Picnic past

Often we think of eating a sandwich outside as picnicking but a true picnic should be a grand affair. It should be a meal, not just a snack, and eaten outside, often in an open green space, such as a park or in the countryside.

It is thought that picnics stem from medieval hunting parties sitting down to eat before they embarked on the business of the day. This would be a formal feast with baked meats and other such lavish foods. These types of meals were popular in both France and Britain during the 14th century.

It has been suggested that the word picnic comes from the French pique meaning pick or peck coupled with the rhyming nique meaning of little value or trifle.

Picnics as we know them today became fashionable during the 19th century.
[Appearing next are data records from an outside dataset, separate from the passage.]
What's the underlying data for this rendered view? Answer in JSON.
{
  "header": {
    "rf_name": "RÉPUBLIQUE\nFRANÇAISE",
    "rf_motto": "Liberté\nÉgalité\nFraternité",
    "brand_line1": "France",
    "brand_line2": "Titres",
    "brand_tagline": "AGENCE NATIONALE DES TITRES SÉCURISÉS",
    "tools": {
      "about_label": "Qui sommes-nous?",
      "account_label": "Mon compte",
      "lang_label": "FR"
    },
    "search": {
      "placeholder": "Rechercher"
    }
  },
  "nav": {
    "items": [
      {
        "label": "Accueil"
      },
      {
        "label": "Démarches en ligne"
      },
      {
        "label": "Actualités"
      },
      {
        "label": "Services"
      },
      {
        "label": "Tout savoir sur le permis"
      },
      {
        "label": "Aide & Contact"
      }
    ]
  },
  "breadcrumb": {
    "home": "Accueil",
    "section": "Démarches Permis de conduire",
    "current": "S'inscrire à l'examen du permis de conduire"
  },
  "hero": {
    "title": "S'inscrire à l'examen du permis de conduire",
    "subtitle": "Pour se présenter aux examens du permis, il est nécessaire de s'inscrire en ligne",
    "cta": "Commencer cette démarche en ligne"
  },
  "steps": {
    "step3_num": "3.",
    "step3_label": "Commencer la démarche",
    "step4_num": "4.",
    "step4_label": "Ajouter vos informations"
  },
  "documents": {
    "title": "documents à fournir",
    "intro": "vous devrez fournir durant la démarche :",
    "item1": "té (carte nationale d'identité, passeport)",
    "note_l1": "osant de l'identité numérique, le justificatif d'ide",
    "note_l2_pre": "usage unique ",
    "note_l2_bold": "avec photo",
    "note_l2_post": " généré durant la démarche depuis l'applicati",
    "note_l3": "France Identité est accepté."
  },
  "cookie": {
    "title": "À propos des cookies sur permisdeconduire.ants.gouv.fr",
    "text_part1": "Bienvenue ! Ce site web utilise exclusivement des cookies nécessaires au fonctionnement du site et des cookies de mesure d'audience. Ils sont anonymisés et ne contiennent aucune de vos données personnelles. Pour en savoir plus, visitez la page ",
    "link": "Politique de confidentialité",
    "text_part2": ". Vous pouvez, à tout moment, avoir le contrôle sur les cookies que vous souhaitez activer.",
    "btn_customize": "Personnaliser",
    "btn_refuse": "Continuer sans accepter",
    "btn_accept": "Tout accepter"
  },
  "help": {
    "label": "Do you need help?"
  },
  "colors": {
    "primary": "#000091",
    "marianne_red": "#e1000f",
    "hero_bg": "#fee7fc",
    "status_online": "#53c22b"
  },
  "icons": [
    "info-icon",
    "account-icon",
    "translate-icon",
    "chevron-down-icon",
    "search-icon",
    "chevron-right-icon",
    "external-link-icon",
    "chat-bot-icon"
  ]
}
The Victorians enjoyed this relatively informal and relaxed way of eating with friends and family as it made such a change from the very formal meal times that were held by the middle and upper classes.

The luxury of china crockery and metal cutlery was present in the picnic hamper even with the resurgence of picnic popularity in the 1950s (1), but the use of plastic was becoming more and more popular, especially when it came to packaging the food and drink to be consumed.


One of the key elements of a picnic is the hot cup of tea or coffee. Many different styles of vacuum flask (2 - 3) have been designed over the years, most notably by the company Thermos. Some have an integral cup, or even two, so you can share your favourite brew at the optimum temperature.


Later in the 20th century it became more apparent that picnics and plastic were to go hand in hand because of the relative cheapness, durability and lightness of the material. This 1970s Italian designed Guzzini Pic Bol (4) packs everything required (apart from cutlery) for a six person picnic in a neat stylish globe, with a simple decoration of patriotic colouring.